Nüfuz Ticareti...Olması gereken bu değilmidir??

bardak

Well-known member
1464117348_8ecf4f0758.jpg

Kıtlık yıllarıydı…
Hz. Ömer dolaşırken, fevkalâde semiz bir deve gördü. Çobanı çağırıp sordu:
“Bu semiz devenin sahibi kim?”
Çoban, “Oğlunuz Abdullah” deyince can evinden vurulmuşa döndü. Çünkü o Ömer’di, adâlet timsali Ömer! Öyle ki, yönettiği insanlar ondan bir metre fazla kumaşın hesabını sorabiliyorlardı.
Oğlu Abdullah’ı buldu:
“En semiz deve seninmiş oğlum, diğerleri bir deri bir kemik, bu nasıl oldu?”
Abdullah makul ve mantıklı gerekçeler sıralamaya başlayınca Hz.
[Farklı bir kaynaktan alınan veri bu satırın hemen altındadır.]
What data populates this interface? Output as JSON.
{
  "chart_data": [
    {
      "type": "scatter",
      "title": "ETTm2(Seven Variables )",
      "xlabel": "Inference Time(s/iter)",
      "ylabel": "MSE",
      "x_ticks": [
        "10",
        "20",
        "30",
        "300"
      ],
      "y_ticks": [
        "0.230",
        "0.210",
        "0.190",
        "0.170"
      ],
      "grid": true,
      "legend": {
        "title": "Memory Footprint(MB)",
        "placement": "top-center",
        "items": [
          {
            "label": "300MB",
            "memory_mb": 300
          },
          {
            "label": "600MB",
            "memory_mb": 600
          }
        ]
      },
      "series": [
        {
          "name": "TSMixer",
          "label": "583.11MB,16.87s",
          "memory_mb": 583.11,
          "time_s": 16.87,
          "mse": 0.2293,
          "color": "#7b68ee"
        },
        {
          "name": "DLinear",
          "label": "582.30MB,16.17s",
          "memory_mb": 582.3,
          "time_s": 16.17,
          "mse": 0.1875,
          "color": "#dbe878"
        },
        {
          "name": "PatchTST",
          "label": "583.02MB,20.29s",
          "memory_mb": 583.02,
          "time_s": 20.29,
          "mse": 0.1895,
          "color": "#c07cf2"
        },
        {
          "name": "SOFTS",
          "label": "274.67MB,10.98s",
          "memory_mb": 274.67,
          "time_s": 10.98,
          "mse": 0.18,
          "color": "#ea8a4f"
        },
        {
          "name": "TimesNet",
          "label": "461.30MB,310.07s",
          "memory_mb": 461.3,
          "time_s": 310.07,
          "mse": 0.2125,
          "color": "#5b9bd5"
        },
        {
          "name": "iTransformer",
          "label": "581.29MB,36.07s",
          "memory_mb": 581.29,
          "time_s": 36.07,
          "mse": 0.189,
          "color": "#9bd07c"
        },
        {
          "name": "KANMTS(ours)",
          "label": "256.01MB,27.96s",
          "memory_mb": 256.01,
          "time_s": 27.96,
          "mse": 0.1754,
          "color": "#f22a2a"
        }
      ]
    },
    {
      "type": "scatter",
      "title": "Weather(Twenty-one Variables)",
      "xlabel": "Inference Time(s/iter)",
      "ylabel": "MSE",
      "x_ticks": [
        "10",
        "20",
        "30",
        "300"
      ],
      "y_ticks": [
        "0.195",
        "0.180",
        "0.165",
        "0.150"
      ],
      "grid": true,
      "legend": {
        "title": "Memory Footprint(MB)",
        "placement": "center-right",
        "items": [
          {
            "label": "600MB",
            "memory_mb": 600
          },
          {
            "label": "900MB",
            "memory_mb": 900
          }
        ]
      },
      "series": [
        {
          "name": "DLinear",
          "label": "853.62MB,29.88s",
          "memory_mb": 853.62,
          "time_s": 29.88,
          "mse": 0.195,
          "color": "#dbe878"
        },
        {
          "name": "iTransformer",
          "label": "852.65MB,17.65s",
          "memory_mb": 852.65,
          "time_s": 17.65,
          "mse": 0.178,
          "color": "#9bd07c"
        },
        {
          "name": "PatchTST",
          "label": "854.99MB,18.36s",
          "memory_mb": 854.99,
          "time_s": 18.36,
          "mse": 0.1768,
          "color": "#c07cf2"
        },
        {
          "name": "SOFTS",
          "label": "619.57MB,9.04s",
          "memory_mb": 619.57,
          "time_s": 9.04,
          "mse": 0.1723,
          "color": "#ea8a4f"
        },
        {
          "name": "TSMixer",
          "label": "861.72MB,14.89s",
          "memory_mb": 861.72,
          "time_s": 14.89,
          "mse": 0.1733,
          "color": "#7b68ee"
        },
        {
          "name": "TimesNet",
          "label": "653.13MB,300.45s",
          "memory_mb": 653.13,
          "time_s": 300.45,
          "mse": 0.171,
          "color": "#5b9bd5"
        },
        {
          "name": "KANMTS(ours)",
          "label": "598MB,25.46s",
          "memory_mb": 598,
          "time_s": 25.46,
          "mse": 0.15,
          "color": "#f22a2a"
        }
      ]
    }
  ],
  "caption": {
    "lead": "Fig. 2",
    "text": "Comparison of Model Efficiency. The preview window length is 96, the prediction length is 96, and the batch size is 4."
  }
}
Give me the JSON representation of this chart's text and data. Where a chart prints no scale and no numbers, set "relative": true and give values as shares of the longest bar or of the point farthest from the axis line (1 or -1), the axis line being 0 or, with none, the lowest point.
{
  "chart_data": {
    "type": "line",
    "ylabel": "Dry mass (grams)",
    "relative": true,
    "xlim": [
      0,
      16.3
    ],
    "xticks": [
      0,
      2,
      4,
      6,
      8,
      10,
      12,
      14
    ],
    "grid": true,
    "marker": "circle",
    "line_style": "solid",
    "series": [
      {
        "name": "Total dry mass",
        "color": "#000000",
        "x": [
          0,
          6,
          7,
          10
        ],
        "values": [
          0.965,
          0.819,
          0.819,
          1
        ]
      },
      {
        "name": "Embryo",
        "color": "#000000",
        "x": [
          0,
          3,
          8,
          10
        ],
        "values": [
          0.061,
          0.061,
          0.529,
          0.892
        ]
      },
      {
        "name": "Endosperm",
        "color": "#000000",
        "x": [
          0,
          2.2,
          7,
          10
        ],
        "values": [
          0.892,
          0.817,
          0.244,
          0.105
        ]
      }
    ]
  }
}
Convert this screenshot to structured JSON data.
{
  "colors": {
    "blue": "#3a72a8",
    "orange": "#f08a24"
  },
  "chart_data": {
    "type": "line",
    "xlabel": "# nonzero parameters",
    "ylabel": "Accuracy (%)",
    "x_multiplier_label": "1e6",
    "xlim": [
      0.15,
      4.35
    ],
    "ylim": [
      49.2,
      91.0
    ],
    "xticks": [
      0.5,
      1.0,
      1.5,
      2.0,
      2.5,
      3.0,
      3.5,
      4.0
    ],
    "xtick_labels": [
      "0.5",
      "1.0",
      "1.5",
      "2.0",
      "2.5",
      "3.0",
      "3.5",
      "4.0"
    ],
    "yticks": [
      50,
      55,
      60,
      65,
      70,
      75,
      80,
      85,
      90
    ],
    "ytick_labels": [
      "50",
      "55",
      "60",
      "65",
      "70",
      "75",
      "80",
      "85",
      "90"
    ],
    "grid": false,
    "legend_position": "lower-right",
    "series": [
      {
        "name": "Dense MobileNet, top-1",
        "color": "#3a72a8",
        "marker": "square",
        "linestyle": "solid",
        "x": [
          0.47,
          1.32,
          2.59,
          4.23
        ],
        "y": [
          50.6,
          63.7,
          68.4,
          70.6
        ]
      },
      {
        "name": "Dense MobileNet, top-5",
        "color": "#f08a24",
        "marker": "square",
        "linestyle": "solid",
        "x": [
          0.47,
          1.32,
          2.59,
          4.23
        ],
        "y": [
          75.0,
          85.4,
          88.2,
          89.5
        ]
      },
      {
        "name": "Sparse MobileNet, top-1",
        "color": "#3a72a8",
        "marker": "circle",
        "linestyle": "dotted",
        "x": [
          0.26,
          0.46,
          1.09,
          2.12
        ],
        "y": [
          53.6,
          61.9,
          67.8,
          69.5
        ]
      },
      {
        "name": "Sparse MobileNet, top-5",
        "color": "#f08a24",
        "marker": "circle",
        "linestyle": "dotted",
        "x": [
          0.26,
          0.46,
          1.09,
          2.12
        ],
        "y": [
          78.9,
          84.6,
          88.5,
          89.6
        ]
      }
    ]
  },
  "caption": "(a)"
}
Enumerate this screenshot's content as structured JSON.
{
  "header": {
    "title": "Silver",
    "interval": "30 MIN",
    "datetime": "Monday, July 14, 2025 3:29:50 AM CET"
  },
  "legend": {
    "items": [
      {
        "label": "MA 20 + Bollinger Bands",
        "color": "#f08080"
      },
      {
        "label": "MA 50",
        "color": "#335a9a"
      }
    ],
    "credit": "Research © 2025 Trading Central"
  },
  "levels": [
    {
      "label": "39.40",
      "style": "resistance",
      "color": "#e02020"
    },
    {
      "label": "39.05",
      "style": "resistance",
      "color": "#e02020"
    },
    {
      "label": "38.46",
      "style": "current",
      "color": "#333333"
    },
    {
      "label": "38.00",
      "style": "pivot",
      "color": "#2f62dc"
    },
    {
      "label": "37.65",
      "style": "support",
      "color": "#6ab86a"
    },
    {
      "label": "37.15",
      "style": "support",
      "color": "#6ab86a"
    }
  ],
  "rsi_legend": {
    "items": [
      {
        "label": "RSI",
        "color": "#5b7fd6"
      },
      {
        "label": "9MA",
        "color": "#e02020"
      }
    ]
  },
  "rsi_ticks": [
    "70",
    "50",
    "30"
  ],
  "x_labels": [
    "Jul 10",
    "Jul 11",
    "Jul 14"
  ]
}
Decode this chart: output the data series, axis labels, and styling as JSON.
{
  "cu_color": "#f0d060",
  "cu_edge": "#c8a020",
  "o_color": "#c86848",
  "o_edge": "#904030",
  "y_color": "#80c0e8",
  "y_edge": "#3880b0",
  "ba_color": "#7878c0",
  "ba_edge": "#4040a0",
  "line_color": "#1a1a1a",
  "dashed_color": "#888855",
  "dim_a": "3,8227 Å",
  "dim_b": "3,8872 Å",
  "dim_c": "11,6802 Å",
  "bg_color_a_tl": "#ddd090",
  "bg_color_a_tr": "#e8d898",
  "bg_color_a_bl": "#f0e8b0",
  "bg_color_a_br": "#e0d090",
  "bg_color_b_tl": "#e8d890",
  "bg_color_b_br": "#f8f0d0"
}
Ömer bir el hareketiyle oğlunu susturdu:
“Sus ey Abdullah! İşin aslını ben sana anlatayım: Halifenin oğlunun devesidir diye en iyi otları senin devene yedirdiler, en besleyici otların yeşerdiği bölgeyi senin devene ayırdılar.
Sadece senin devene çok iyi baktılar. Şimdi bu deveyi al, sat, ana parayı ayır, kârını hemen bana getir, Beytü’l-Mal’e (devlet hazinesine) devredelim. Çünkü halife unvanı devletindir. Devletin unvanı ile kazanılan para da devlete aittir. Aksi halde nüfuz ticareti yapmış oluruz. Bu da bir nevi helal malı harama dönüştürür.”